Review #224: Fly, Dixie Chicks

Karla Clifton
3 min readJan 12, 2022

#224: Fly, Dixie Chicks

I first encountered the Dixie Chicks on an episode of The Simpsons, when they make a brief but delightful appearance in Season 19. “I’m gonna buy me a clock radio!”

Nowadays, they go by the Chicks, which I fully respect. That said, they were the D. Chicks when Fly came out, so that’s how I’ll refer to them here.

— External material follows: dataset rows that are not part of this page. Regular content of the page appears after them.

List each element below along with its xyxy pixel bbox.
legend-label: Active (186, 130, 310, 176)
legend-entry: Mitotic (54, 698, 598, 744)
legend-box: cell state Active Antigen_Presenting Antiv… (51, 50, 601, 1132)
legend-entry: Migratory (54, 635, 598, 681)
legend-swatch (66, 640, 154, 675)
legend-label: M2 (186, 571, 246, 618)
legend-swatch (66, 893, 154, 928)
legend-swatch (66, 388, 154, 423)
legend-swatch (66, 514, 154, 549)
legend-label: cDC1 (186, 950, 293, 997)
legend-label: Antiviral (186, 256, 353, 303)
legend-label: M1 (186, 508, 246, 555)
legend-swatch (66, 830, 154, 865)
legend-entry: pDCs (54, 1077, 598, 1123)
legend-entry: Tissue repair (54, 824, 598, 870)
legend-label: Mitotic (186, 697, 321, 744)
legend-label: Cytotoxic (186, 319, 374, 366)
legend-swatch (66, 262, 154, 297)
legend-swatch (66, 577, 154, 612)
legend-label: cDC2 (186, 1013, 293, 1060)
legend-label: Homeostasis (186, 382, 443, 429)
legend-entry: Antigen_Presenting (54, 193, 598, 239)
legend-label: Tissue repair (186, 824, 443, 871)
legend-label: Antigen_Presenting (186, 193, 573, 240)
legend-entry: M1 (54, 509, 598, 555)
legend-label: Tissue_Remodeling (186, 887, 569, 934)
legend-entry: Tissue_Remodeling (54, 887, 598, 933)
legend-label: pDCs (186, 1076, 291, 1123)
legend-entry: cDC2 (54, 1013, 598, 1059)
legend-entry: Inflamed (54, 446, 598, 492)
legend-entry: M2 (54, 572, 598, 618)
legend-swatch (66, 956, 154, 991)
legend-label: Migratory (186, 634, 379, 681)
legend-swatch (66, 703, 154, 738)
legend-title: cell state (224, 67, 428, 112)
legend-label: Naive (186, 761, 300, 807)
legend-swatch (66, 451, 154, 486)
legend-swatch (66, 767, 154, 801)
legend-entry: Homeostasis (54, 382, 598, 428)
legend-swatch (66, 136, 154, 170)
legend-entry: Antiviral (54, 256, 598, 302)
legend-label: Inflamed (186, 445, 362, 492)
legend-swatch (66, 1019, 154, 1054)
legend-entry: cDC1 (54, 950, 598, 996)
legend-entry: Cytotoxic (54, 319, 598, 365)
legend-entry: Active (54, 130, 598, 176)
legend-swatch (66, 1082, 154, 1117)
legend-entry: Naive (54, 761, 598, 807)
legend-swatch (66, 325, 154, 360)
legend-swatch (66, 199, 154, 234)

Anyway. I’m testing out a new approach (see Review #222 for details) where I listen to each album I review several times over. (You may say, “Karla, that was obviously what you should have done.” To which I say, “Graduate school.”) I think the genre that’s going to benefit the most from this methodology is country music, which I have yet to overcome my deep resistance to. Case in point: The Dixie Chicks.

What surprised me the most was how 2000s they sound. This was released in 1999, right on the cusp of the new millennium, and I believe that it’s the natural bridge between Shania Twain’s Come On Over (1993, #300 on the list) and Avril Lavigne’s Let Go (2002, NOWHERE on the list.). I mean, “Some Days You Gotta Dance” is basically the Chicks’ answer to Shania’s “Man! I Feel Like A Woman.”

Fiddles open up into an extremely 2000s-style guitar (I’m searching for a better term but there just is none) on “Ready to Run.” The criminally catchy “If I Fall You’re Going Down With Me” is country-crossed-with-Michelle-Branch.

But it wasn’t until the amazing vignette “Goodbye Earl” that I became truly won over, where two woman murder someone and end up selling Tennessee ham and strawberry jam together. If that song was written in 2022, they would have gotten married, too.

Natalie Maines’ snarls on that one and on “Sin Wagon,” where they interpolate “I’ll Fly Away” by The Humbard Family and “Praise The Lord and Pass The Ammunition” by Frank Loesser. (Which, by the way, were both released in the 1940s.) (I know I said I wasn’t going to go out of my way to do research, but I fell into a Dixie Chicks hole this weekend. They’re really cool!)

Some songs I only started to appreciate once I’d listened a few times — “Hello Mr. Heartache” is really twangy, and “Don’t Waste Your Heart” is firmly in the realm of barnyard dances. But eventually I appreciated the contrast between the pop/rock songs and the down-home country ballads. And I’m obsessed with Natalie Maines’ voice. The delicate closer “Let Him Fly” is just sparse acoustic guitar and nail-on-the-head harmonies.

(Another brief digression: Did you know she wasn’t the original lead singer?? Look up pictures of the original Dixie Chicks and be amazed.)

One last thing I found notable: My boyfriend prefers the Dixie Chicks to Madonna. Would love to hear others’ thoughts on this.

Other Highlights: “Hole in My Head” crosses NIN with a 12-bar blues. I keep catching myself singing “Cold Day In July” to myself. “Without You” and “Heartbreak Town” are also fun.

Honorable Mentions: “Cowboy Take Me Away” was a hit that I just don’t like very much. Maybe I just don’t like cowboys.